Study design	Randomised interventional treatment trial
Primary study design	Interventional
Secondary study design	Randomised controlled trial
Study setting(s)	Hospital
Study type	Treatment
Scientific title	Minimally invasive surgery plus rt-PA for ICH evacuation
Study acronym	MISTIE
Study hypothesis	The purpose of this trial is to determine the safety of using a combination of minimally invasive surgery and clot lysis with rt-PA to remove ICH.

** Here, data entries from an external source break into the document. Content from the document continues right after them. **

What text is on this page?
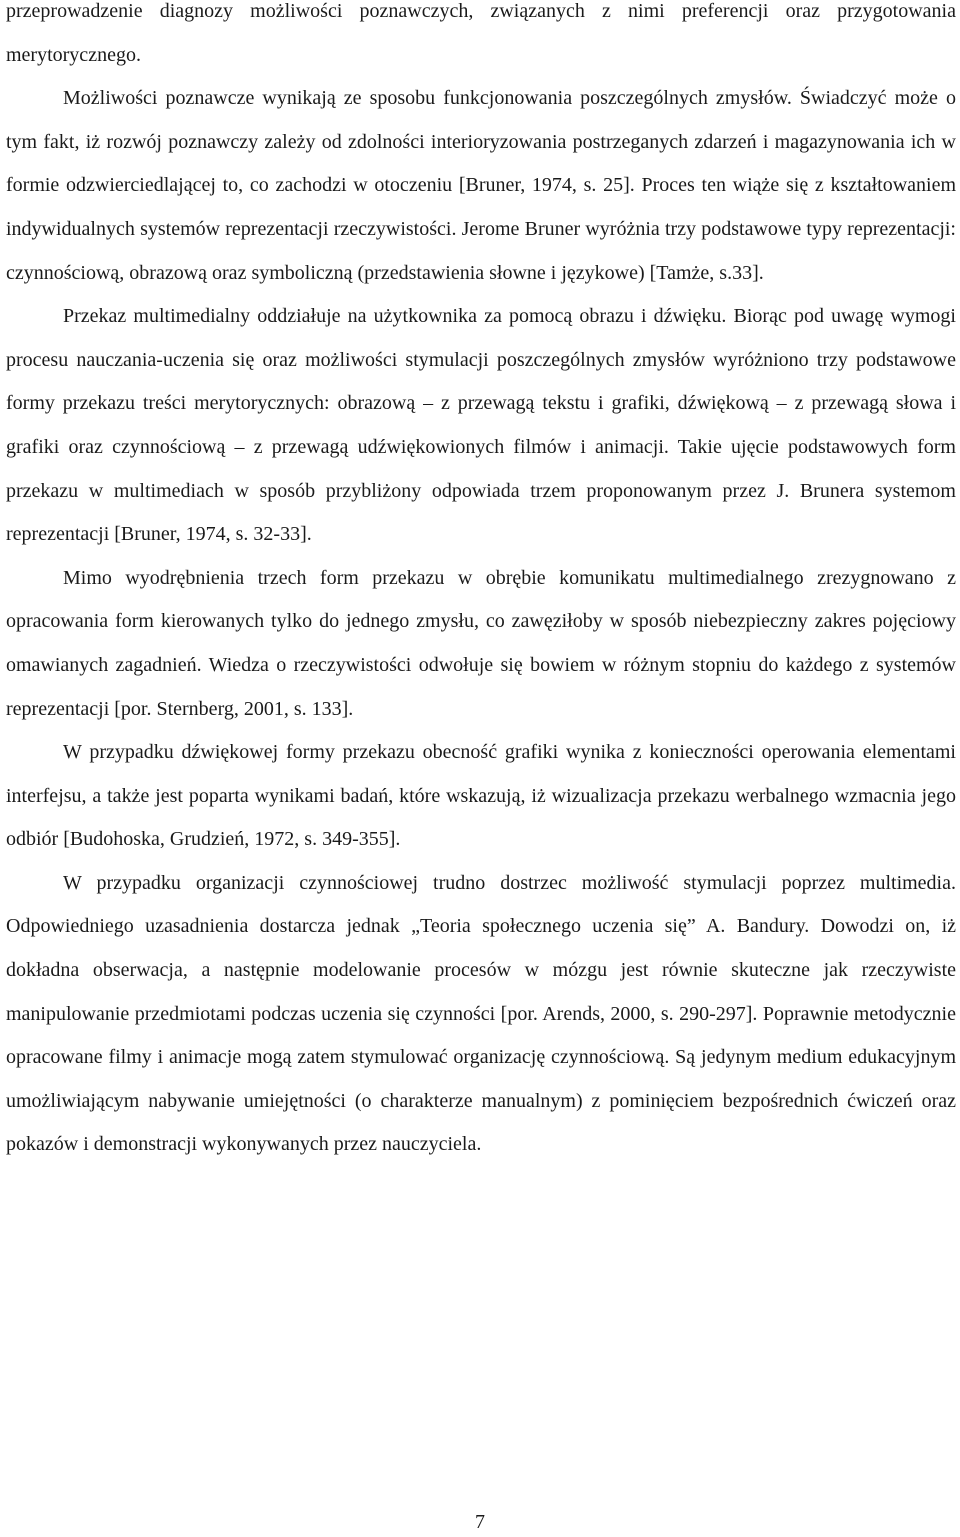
przeprowadzenie diagnozy możliwości poznawczych, związanych z nimi preferencji oraz przygotowania merytorycznego.

Możliwości poznawcze wynikają ze sposobu funkcjonowania poszczególnych zmysłów. Świadczyć może o tym fakt, iż rozwój poznawczy zależy od zdolności interioryzowania postrzeganych zdarzeń i magazynowania ich w formie odzwierciedlającej to, co zachodzi w otoczeniu [Bruner, 1974, s. 25]. Proces ten wiąże się z kształtowaniem indywidualnych systemów reprezentacji rzeczywistości. Jerome Bruner wyróżnia trzy podstawowe typy reprezentacji: czynnościową, obrazową oraz symboliczną (przedstawienia słowne i językowe) [Tamże, s.33].

Przekaz multimedialny oddziałuje na użytkownika za pomocą obrazu i dźwięku. Biorąc pod uwagę wymogi procesu nauczania-uczenia się oraz możliwości stymulacji poszczególnych zmysłów wyróżniono trzy podstawowe formy przekazu treści merytorycznych: obrazową – z przewagą tekstu i grafiki, dźwiękową – z przewagą słowa i grafiki oraz czynnościową – z przewagą udźwiękowionych filmów i animacji. Takie ujęcie podstawowych form przekazu w multimediach w sposób przybliżony odpowiada trzem proponowanym przez J. Brunera systemom reprezentacji [Bruner, 1974, s. 32-33].

Mimo wyodrębnienia trzech form przekazu w obrębie komunikatu multimedialnego zrezygnowano z opracowania form kierowanych tylko do jednego zmysłu, co zawęziłoby w sposób niebezpieczny zakres pojęciowy omawianych zagadnień. Wiedza o rzeczywistości odwołuje się bowiem w różnym stopniu do każdego z systemów reprezentacji [por. Sternberg, 2001, s. 133].

W przypadku dźwiękowej formy przekazu obecność grafiki wynika z konieczności operowania elementami interfejsu, a także jest poparta wynikami badań, które wskazują, iż wizualizacja przekazu werbalnego wzmacnia jego odbiór [Budohoska, Grudzień, 1972, s. 349-355].

W przypadku organizacji czynnościowej trudno dostrzec możliwość stymulacji poprzez multimedia. Odpowiedniego uzasadnienia dostarcza jednak „Teoria społecznego uczenia się” A. Bandury. Dowodzi on, iż dokładna obserwacja, a następnie modelowanie procesów w mózgu jest równie skuteczne jak rzeczywiste manipulowanie przedmiotami podczas uczenia się czynności [por. Arends, 2000, s. 290-297]. Poprawnie metodycznie opracowane filmy i animacje mogą zatem stymulować organizację czynnościową. Są jedynym medium edukacyjnym umożliwiającym nabywanie umiejętności (o charakterze manualnym) z pominięciem bezpośrednich ćwiczeń oraz pokazów i demonstracji wykonywanych przez nauczyciela.

7
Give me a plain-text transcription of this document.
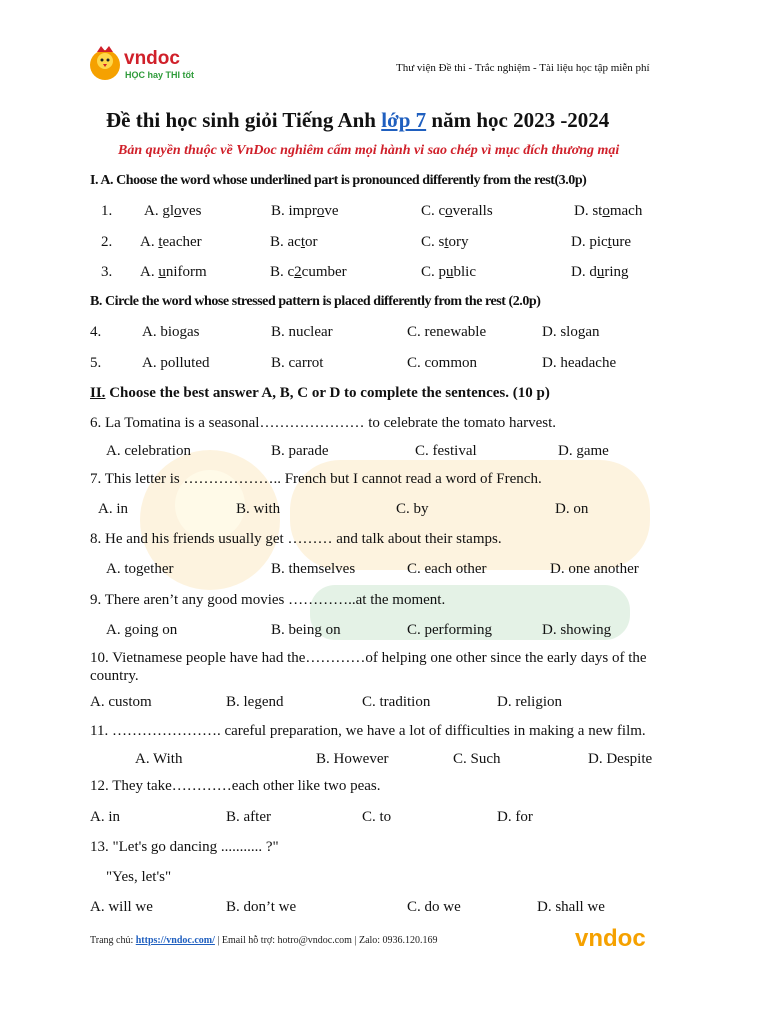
vndoc
HỌC hay THI tốt
Thư viện Đề thi - Trắc nghiệm - Tài liệu học tập miễn phí
Đề thi học sinh giỏi Tiếng Anh lớp 7 năm học 2023 -2024
Bản quyền thuộc về VnDoc nghiêm cấm mọi hành vi sao chép vì mục đích thương mại
I. A. Choose the word whose underlined part is pronounced differently from the rest(3.0p)
1. A. gloves	B. improve	C. coveralls	D. stomach
2. A. teacher	B. actor	C. story	D. picture
3. A. uniform	B. c2cumber	C. public	D. during
B. Circle the word whose stressed pattern is placed differently from the rest (2.0p)
4.	A. biogas	B. nuclear	C. renewable	D. slogan
5.	A. polluted	B. carrot	C. common	D. headache
II. Choose the best answer A, B, C or D to complete the sentences. (10 p)
6. La Tomatina is a seasonal………………… to celebrate the tomato harvest.
A. celebration	B. parade	C. festival	D. game
7. This letter is ……………….. French but I cannot read a word of French.
A. in	B. with	C. by	D. on
8. He and his friends usually get ……… and talk about their stamps.
A. together	B. themselves	C. each other	D. one another
9. There aren’t any good movies …………..at the moment.
A. going on	B. being on	C. performing	D. showing
10. Vietnamese people have had the…………of helping one other since the early days of the
country.
A. custom	B. legend	C. tradition	D. religion
11. …………………. careful preparation, we have a lot of difficulties in making a new film.
A. With	B. However	C. Such	D. Despite
12. They take…………each other like two peas.
A. in	B. after	C. to	D. for
13. "Let's go dancing ........... ?"
"Yes, let's"
A. will we	B. don’t we	C. do we	D. shall we
Trang chủ: https://vndoc.com/ | Email hỗ trợ: hotro@vndoc.com | Zalo: 0936.120.169	vndoc
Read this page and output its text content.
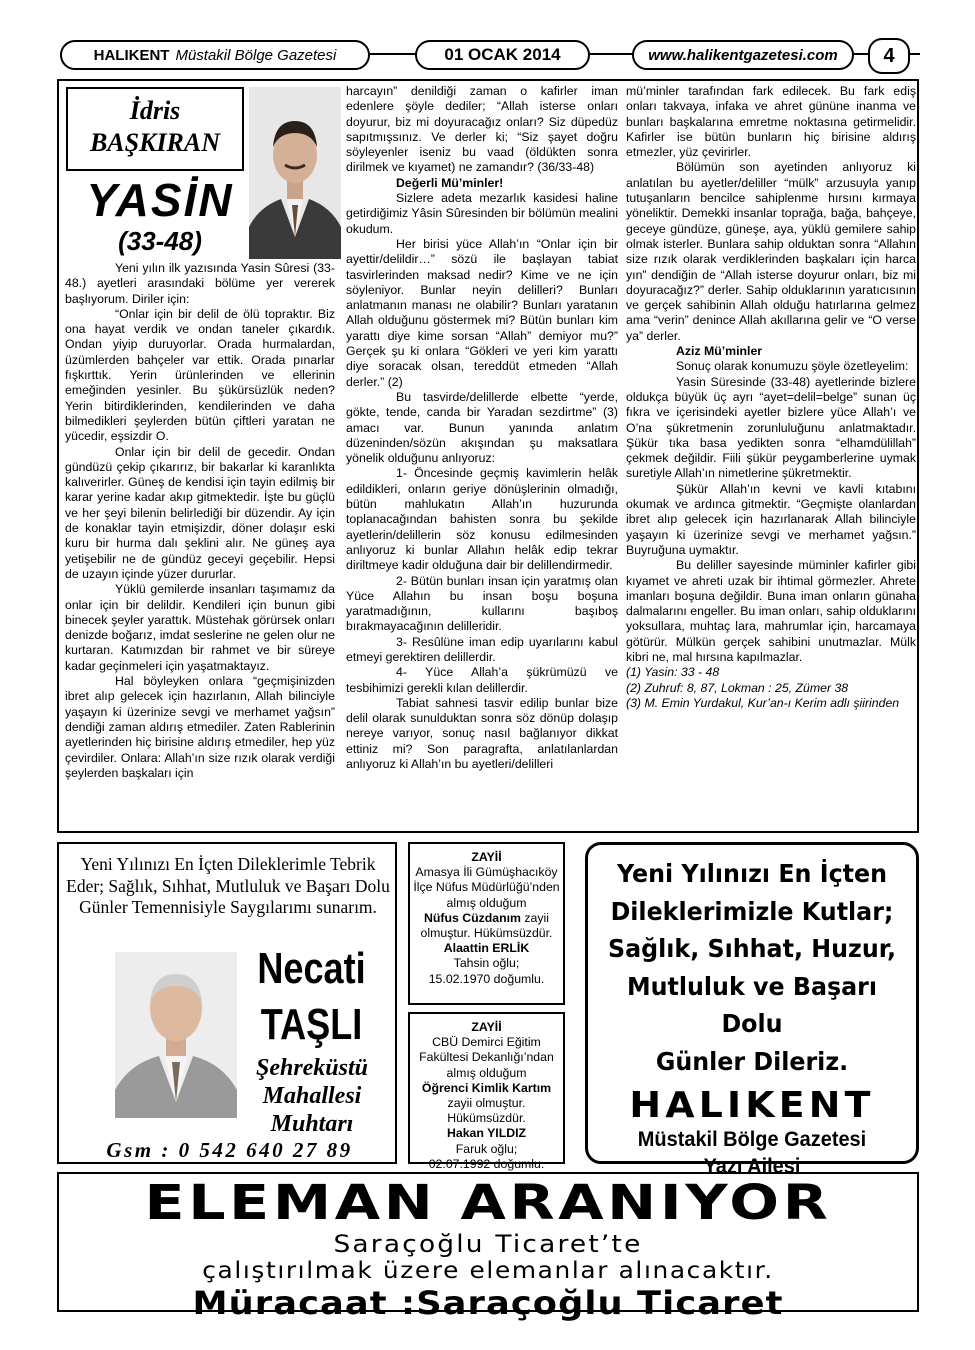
HALIKENT Müstakil Bölge Gazetesi	01 OCAK 2014	www.halikentgazetesi.com	4
İdris
BAŞKIRAN
YASİN
(33-48)

Yeni yılın ilk yazısında Yasin Sûresi (33-48.) ayetleri arasındaki bölüme yer vererek başlıyorum. Diriler için:

“Onlar için bir delil de ölü topraktır. Biz ona hayat verdik ve ondan taneler çıkardık. Ondan yiyip duruyorlar. Orada hurmalardan, üzümlerden bahçeler var ettik. Orada pınarlar fışkırttık. Yerin ürünlerinden ve ellerinin emeğinden yesinler. Bu şükürsüzlük neden? Yerin bitirdiklerinden, kendilerinden ve daha bilmedikleri şeylerden bütün çiftleri yaratan ne yücedir, eşsizdir O.

Onlar için bir delil de gecedir. Ondan gündüzü çekip çıkarırız, bir bakarlar ki karanlıkta kalıverirler. Güneş de kendisi için tayin edilmiş bir karar yerine kadar akıp gitmektedir. İşte bu güçlü ve her şeyi bilenin belirlediği bir düzendir. Ay için de konaklar tayin etmişizdir, döner dolaşır eski kuru bir hurma dalı şeklini alır. Ne güneş aya yetişebilir ne de gündüz geceyi geçebilir. Hepsi de uzayın içinde yüzer dururlar.

Yüklü gemilerde insanları taşımamız da onlar için bir delildir. Kendileri için bunun gibi binecek şeyler yarattık. Müstehak görürsek onları denizde boğarız, imdat seslerine ne gelen olur ne kurtaran. Katımızdan bir rahmet ve bir süreye kadar geçinmeleri için yaşatmaktayız.

Hal böyleyken onlara “geçmişinizden ibret alıp gelecek için hazırlanın, Allah bilinciyle yaşayın ki üzerinize sevgi ve merhamet yağsın” dendiği zaman aldırış etmediler. Zaten Rablerinin ayetlerinden hiç birisine aldırış etmediler, hep yüz çevirdiler. Onlara: Allah’ın size rızık olarak verdiği şeylerden başkaları için

harcayın” denildiği zaman o kafirler iman edenlere şöyle dediler; “Allah isterse onları doyurur, biz mi doyuracağız onları? Siz düpedüz sapıtmışsınız. Ve derler ki; “Siz şayet doğru söyleyenler iseniz bu vaad (öldükten sonra dirilmek ve kıyamet) ne zamandır? (36/33-48)

Değerli Mü’minler!

Sizlere adeta mezarlık kasidesi haline getirdiğimiz Yâsin Sûresinden bir bölümün mealini okudum.

Her birisi yüce Allah’ın “Onlar için bir ayettir/delildir…” sözü ile başlayan tabiat tasvirlerinden maksad nedir? Kime ve ne için söyleniyor. Bunlar neyin delilleri? Bunları anlatmanın manası ne olabilir? Bunları yaratanın Allah olduğunu göstermek mi? Bütün bunları kim yarattı diye kime sorsan “Allah” demiyor mu?” Gerçek şu ki onlara “Gökleri ve yeri kim yarattı diye soracak olsan, tereddüt etmeden “Allah derler.” (2)

Bu tasvirde/delillerde elbette “yerde, gökte, tende, canda bir Yaradan sezdirtme” (3) amacı var. Bunun yanında anlatım düzeninden/sözün akışından şu maksatlara yönelik olduğunu anlıyoruz:

1- Öncesinde geçmiş kavimlerin helâk edildikleri, onların geriye dönüşlerinin olmadığı, bütün mahlukatın Allah’ın huzurunda toplanacağından bahisten sonra bu şekilde ayetlerin/delillerin söz konusu edilmesinden anlıyoruz ki bunlar Allahın helâk edip tekrar diriltmeye kadir olduğuna dair bir delillendirmedir.

2- Bütün bunları insan için yaratmış olan Yüce Allahın bu insan boşu boşuna yaratmadığının, kullarını başıboş bırakmayacağının delilleridir.

3- Resûlüne iman edip uyarılarını kabul etmeyi gerektiren delillerdir.

4- Yüce Allah’a şükrümüzü ve tesbihimizi gerekli kılan delillerdir.

Tabiat sahnesi tasvir edilip bunlar bize delil olarak sunulduktan sonra söz dönüp dolaşıp nereye varıyor, sonuç nasıl bağlanıyor dikkat ettiniz mi? Son paragrafta, anlatılanlardan anlıyoruz ki Allah’ın bu ayetleri/delilleri

mü’minler tarafından fark edilecek. Bu fark ediş onları takvaya, infaka ve ahret gününe inanma ve bunları başkalarına emretme noktasına getirmelidir. Kafirler ise bütün bunların hiç birisine aldırış etmezler, yüz çevirirler.

Bölümün son ayetinden anlıyoruz ki anlatılan bu ayetler/deliller “mülk” arzusuyla yanıp tutuşanların bencilce sahiplenme hırsını kırmaya yöneliktir. Demekki insanlar toprağa, bağa, bahçeye, geceye gündüze, güneşe, aya, yüklü gemilere sahip olmak isterler. Bunlara sahip olduktan sonra “Allahın size rızık olarak verdiklerinden başkaları için harca yın” dendiğin de “Allah isterse doyurur onları, biz mi doyuracağız?” derler. Sahip olduklarının yaratıcısının ve gerçek sahibinin Allah olduğu hatırlarına gelmez ama “verin” denince Allah akıllarına gelir ve “O verse ya” derler.

Aziz Mü’minler

Sonuç olarak konumuzu şöyle özetleyelim:

Yasin Süresinde (33-48) ayetlerinde bizlere oldukça büyük üç ayrı “ayet=delil=belge” sunan üç fıkra ve içerisindeki ayetler bizlere yüce Allah’ı ve O’na şükretmenin zorunluluğunu anlatmaktadır. Şükür tıka basa yedikten sonra “elhamdülillah” çekmek değildir. Fiili şükür peygamberlerine uymak suretiyle Allah’ın nimetlerine şükretmektir.

Şükür Allah’ın kevni ve kavli kıtabını okumak ve ardınca gitmektir. “Geçmişte olanlardan ibret alıp gelecek için hazırlanarak Allah bilinciyle yaşayın ki üzerinize sevgi ve merhamet yağsın.” Buyruğuna uymaktır.

Bu deliller sayesinde müminler kafirler gibi kıyamet ve ahreti uzak bir ihtimal görmezler. Ahrete imanları boşuna değildir. Buna iman onların günaha dalmalarını engeller. Bu iman onları, sahip olduklarını yoksullara, muhtaç lara, mahrumlar için, harcamaya götürür. Mülkün gerçek sahibini unutmazlar. Mülk kibri ne, mal hırsına kapılmazlar.

(1) Yasin: 33 - 48

(2) Zuhruf: 8, 87, Lokman : 25, Zümer 38

(3) M. Emin Yurdakul, Kur’an-ı Kerim adlı şiirinden

Yeni Yılınızı En İçten Dileklerimle Tebrik Eder; Sağlık, Sıhhat, Mutluluk ve Başarı Dolu Günler Temennisiyle Saygılarımı sunarım.
Necati
TAŞLI
Şehreküstü Mahallesi Muhtarı
Gsm : 0 542 640 27 89
ZAYİİ
Amasya İli Gümüşhacıköy İlçe Nüfus Müdürlüğü’nden almış olduğum
Nüfus Cüzdanım zayii olmuştur. Hükümsüzdür.
Alaattin ERLİK
Tahsin oğlu;
15.02.1970 doğumlu.
ZAYİİ
CBÜ Demirci Eğitim Fakültesi Dekanlığı’ndan almış olduğum
Öğrenci Kimlik Kartım zayii olmuştur. Hükümsüzdür.
Hakan YILDIZ
Faruk oğlu;
02.07.1992 doğumlu.
Yeni Yılınızı En İçten
Dileklerimizle Kutlar;
Sağlık, Sıhhat, Huzur,
Mutluluk ve Başarı Dolu
Günler Dileriz.
HALIKENT
Müstakil Bölge Gazetesi
Yazı Ailesi
ELEMAN ARANIYOR
Saraçoğlu Ticaret’te
çalıştırılmak üzere elemanlar alınacaktır.
Müracaat :Saraçoğlu Ticaret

Ethics approval(s)	14/01/2009, ref: 08/H0906/158
Condition	Topic: Generic Health Relevance and Cross Cutting Themes, Stroke Research Network; Subtopic: Generic Health Relevance (all Subtopics); Disease: Surgery
Intervention	Stage 1 Dose Finding: 60 patients with ICH (45 surgical and 15 medical, 3:1 randomisation). Tiers 1 and 2: MISTIE + rt-PA versus medical. Stage 2 Safety: 50 patients with ICH (25 surgical and 25 medical, 1:1 randomisation) The neurosurgeon will review the stability CT scan to determine the burr hole location and trajectory to be used during the operative procedure to place the catheter. The Surgical Center personnel will review whether the proposed burr hole location and trajectory is appropriate or that a different location/trajectory is recommended. The catheter placement will be performed in either the operating room or the ICU. Careful hematoma aspiration is performed free hand using a 10 cc syringe. Follow up length: 6 months Study entry: single randomisation only
Intervention type	Other
Primary outcome measure	Mortality, 30 days and procedure related.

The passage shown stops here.